Moshe Safdie's master's thesis quickly became a cult building: his modular "Habitat" apartments for Montreal Expo '67. Within a dizzying pile of concrete, each apartment was carefully sited to have natural light and a tiny, private outdoor space for gardening. These themes have carried forward throughout Safdie's career -- his buildings tend to soak in the light, and to hold cozy, user-friendly spaces inside larger gestures.
He's a triple citizen of Canada, Israel and the United States, three places where the bulk of his buildings can be found: in Canada, the National Gallery in Ottawa, the Montreal Museum of Fine Arts, the Vancouver public library. For Yad Vashem, the Holocaust museum in Jerusalem, he designed the Children's Memorial and the Memorial to the Deportees; he's also built airport terminals in Tel Aviv.
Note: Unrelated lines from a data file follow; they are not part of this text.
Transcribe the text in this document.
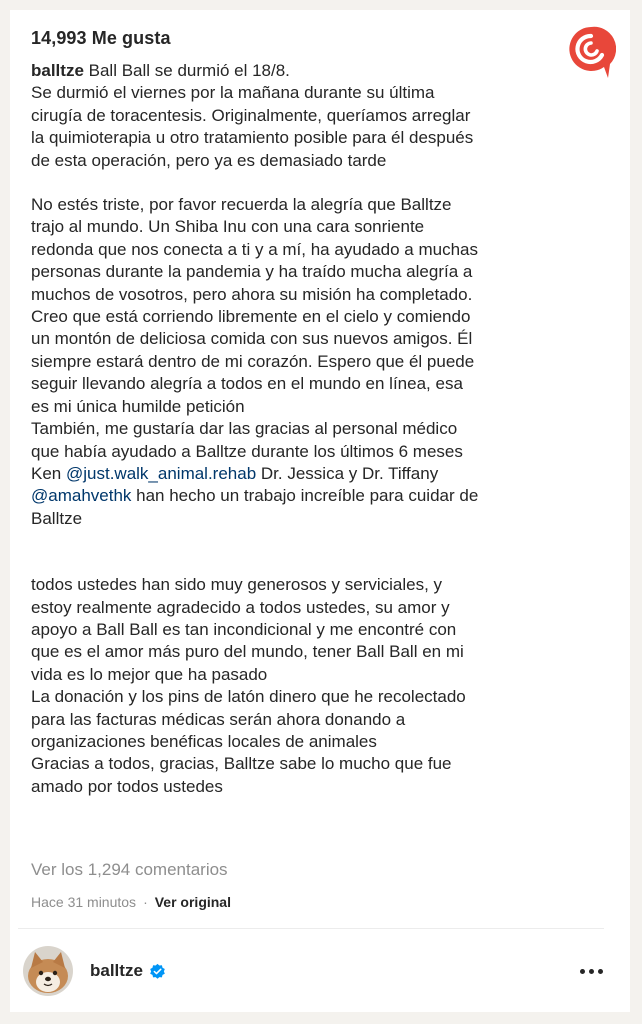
14,993 Me gusta

balltze Ball Ball se durmió el 18/8.
Se durmió el viernes por la mañana durante su última
cirugía de toracentesis. Originalmente, queríamos arreglar
la quimioterapia u otro tratamiento posible para él después
de esta operación, pero ya es demasiado tarde

No estés triste, por favor recuerda la alegría que Balltze
trajo al mundo. Un Shiba Inu con una cara sonriente
redonda que nos conecta a ti y a mí, ha ayudado a muchas
personas durante la pandemia y ha traído mucha alegría a
muchos de vosotros, pero ahora su misión ha completado.
Creo que está corriendo libremente en el cielo y comiendo
un montón de deliciosa comida con sus nuevos amigos. Él
siempre estará dentro de mi corazón. Espero que él puede
seguir llevando alegría a todos en el mundo en línea, esa
es mi única humilde petición

También, me gustaría dar las gracias al personal médico
que había ayudado a Balltze durante los últimos 6 meses
Ken @just.walk_animal.rehab Dr. Jessica y Dr. Tiffany
@amahvethk han hecho un trabajo increíble para cuidar de
Balltze

todos ustedes han sido muy generosos y serviciales, y
estoy realmente agradecido a todos ustedes, su amor y
apoyo a Ball Ball es tan incondicional y me encontré con
que es el amor más puro del mundo, tener Ball Ball en mi
vida es lo mejor que ha pasado

La donación y los pins de latón dinero que he recolectado
para las facturas médicas serán ahora donando a
organizaciones benéficas locales de animales

Gracias a todos, gracias, Balltze sabe lo mucho que fue
amado por todos ustedes

Ver los 1,294 comentarios
Hace 31 minutos · Ver original
balltze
In the US, he designed the elegant and understated Peabody Essex Museum in Salem, Masachusetts, and under construction now is the Crystal Bridges Museum in Arkansas, set to open in 2010.
“Beauty connotes humanity. We call a natural object beautiful because we see that its form expresses fitness, the perfect fulfillment of function.”
“He who seeks truth shall find beauty. He who seeks beauty shall find vanity. He who seeks order shall find gratification. He who seeks gratification shall be disappointed. He who considers himself the servant of his fellow beings shall find the joy of self-expression. He who seeks self-expression shall fall into the pit of arrogance.”